Looking at a family over time is a good way to sort through lots of eras and lots of personalities. I found The Condition by her, remaindered at Barnes and Noble for $5, and it was wonderful. The Condition is about a family dealing with Turner's Syndrome, which forever traps women (always women) in the body of a child. They'll have normal intelligence, but physically, they'll never grow up. The middle child, Gwen, is diagnosed when she's thirteen. The diagnosis causes the parents to divorce, which shatters the family's closeness for decades.

At least, that's the family myth. Haigh starts from there and looks deeper. Weren't there signs of trouble between the parents all along? Didn't the father try, in his own scientific way, to be involved? And wouldn't other things have shattered the family's closeness too? Her older brother Billy's insistence on compartmentalizing his life, never letting his family close enough to know that he's gay, making sure he always calls them and never the other way around, lest his partner accidentally answer the phone? Or Scott, the youngest by quite a bit, always at the margins of his family and ultimately stuck in a life he despises? Gwen herself, forcing her own independence from the family for survival's sake but unsure what to do with it?

There's a lot of misery in the book, but a lot of funny moments, too. When Billy finally comes out, in a low-key way by merely bringing his partner to a family gathering and introducing him as such, his mother notes how handsome his partner is, musing "If more men looked like that, maybe there'd be more homosexuals in the world." It ultimately leads to a satisfying conclusion. You walk away feeling the characters will be OK after all.

Baker Towers is a bit more ambiguous at the end. It's the saga of a family of five, but mostly the women, in a coal mining town in Pennsylvania after World War II. It begins with the death of the family patriarch and follows what becomes of the coal mining family for the next few decades. All the men escape, but the women, by and large, cannot. Joyce, the brightest student Bakerton High had ever seen, wants an adventurous life of military service, but family duty and disillusionment bring her back to Bakerton. Dorothy shocked the family by moving to Washington DC and actually doing something with herself, but ultimately couldn't sustain her life on her own. The baby Lucy, however, ultimately chooses to return, in a turn of events that shocks everyone.
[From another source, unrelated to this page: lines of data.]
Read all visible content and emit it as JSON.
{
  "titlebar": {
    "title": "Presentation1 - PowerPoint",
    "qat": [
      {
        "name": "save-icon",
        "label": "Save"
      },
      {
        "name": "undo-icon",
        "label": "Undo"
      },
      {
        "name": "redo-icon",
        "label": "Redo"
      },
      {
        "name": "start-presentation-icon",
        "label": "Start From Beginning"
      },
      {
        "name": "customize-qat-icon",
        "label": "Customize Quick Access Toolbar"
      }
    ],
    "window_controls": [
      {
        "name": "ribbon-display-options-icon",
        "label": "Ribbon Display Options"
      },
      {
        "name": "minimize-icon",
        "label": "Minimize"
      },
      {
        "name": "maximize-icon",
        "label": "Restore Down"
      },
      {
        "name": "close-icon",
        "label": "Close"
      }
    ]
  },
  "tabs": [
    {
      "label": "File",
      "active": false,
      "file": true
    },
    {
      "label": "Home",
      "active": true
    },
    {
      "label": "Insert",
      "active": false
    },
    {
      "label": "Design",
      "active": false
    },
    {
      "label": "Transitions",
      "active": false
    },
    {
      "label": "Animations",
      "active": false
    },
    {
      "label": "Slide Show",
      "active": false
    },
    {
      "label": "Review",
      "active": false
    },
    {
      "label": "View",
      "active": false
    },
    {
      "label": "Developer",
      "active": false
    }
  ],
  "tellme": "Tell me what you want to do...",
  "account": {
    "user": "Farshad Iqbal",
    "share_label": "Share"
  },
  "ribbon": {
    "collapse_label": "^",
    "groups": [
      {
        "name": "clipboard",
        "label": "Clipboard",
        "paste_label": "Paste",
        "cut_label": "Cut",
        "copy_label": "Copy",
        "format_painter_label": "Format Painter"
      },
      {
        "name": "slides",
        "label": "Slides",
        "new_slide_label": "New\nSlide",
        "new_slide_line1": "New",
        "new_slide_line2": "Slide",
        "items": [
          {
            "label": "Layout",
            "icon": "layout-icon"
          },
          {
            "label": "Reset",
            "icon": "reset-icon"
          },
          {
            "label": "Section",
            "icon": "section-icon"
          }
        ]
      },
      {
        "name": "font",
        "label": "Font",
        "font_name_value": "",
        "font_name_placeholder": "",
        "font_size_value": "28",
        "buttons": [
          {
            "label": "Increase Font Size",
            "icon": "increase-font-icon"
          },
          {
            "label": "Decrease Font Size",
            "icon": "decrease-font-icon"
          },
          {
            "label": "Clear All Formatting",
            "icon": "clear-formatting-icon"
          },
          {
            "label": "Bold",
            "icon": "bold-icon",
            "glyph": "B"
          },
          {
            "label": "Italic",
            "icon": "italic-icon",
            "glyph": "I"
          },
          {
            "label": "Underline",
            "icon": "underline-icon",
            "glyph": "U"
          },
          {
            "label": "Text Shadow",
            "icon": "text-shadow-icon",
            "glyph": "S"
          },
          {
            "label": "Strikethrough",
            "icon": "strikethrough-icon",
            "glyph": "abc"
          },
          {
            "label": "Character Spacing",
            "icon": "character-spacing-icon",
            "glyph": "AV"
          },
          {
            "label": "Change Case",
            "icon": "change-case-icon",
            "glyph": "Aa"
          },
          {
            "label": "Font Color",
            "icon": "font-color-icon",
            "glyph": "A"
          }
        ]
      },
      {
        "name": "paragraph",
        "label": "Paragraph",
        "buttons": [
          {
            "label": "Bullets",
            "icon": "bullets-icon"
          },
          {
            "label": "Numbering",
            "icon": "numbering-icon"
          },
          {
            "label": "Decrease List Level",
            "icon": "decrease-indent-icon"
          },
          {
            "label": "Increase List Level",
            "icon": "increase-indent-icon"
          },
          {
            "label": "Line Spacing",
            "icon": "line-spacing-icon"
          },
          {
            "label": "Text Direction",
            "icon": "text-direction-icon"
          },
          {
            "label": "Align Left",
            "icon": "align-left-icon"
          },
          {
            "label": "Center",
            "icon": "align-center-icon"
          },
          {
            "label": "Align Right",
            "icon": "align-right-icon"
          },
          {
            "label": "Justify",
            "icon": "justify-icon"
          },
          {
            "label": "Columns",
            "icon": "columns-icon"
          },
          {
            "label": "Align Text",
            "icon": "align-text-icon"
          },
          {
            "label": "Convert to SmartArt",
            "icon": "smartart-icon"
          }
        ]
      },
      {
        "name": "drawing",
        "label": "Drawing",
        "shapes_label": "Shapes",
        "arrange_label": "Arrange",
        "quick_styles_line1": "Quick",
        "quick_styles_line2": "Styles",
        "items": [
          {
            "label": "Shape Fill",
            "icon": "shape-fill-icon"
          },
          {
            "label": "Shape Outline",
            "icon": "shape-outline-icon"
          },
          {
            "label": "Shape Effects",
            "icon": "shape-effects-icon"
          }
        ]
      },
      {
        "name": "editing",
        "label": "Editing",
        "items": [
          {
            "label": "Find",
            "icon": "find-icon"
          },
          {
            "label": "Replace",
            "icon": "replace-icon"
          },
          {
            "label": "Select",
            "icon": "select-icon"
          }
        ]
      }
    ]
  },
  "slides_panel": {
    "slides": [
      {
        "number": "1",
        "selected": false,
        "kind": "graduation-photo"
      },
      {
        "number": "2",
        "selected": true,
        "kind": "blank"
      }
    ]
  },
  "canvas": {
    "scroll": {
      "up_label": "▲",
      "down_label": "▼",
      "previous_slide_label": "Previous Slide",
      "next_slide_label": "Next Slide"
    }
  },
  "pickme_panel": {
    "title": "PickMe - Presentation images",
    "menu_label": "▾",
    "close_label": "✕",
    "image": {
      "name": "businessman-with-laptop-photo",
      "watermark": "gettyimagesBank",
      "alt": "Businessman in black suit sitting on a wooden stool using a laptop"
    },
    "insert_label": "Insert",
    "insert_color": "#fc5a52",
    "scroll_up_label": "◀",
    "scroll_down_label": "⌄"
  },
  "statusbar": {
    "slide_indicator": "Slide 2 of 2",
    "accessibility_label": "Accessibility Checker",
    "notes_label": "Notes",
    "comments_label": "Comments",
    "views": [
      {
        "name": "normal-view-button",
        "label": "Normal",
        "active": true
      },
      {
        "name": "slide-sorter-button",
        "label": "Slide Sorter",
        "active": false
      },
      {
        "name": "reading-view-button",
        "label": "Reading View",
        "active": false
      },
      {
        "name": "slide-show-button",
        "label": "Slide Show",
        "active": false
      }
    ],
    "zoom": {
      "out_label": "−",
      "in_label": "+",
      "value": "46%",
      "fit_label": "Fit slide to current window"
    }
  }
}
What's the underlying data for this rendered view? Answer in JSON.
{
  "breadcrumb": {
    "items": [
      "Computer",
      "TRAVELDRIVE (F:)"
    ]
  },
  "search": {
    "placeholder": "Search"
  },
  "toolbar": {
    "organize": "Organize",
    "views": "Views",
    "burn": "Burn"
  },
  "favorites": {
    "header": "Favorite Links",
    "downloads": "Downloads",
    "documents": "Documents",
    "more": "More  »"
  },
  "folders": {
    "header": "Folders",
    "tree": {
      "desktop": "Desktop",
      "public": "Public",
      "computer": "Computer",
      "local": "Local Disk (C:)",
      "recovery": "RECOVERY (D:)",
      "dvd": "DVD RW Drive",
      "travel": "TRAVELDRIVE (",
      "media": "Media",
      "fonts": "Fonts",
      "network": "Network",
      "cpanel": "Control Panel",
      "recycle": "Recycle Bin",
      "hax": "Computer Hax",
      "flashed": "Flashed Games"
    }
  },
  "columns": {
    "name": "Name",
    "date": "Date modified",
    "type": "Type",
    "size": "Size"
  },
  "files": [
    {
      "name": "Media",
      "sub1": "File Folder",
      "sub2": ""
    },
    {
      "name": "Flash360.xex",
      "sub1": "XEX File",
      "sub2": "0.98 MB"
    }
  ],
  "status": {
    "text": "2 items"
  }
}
Mrs. Kimble was Haigh's much-lauded debut. To put it bluntly, it is the tale of a sociopathic asshole and the lives he ruins. It's a bit hard to take at times. By the time he meets his young third wife, we're cringing. We've seen it all before: how kind, how direct, how caring. How much he seems to have in common with her. How he understands. By then, we know that it's Ken Kimble's particular talent to hone in on subtle clues, to talk his way into his second wife's family business by faking a Jewish mother, for example, or to seem like a free spirit trapped in a conservative community to a young girl who feels the same. We also know that he'll bail when things get tight. We never see his own perspective, just all of his sins, major and minor, through the eyes of his three wives and his oldest son.

Jennifer Haigh was an awesome find. I'm sorry that I initially discovered her in the remainer pile, for now that means I'll have to wait for a new one for quite a while.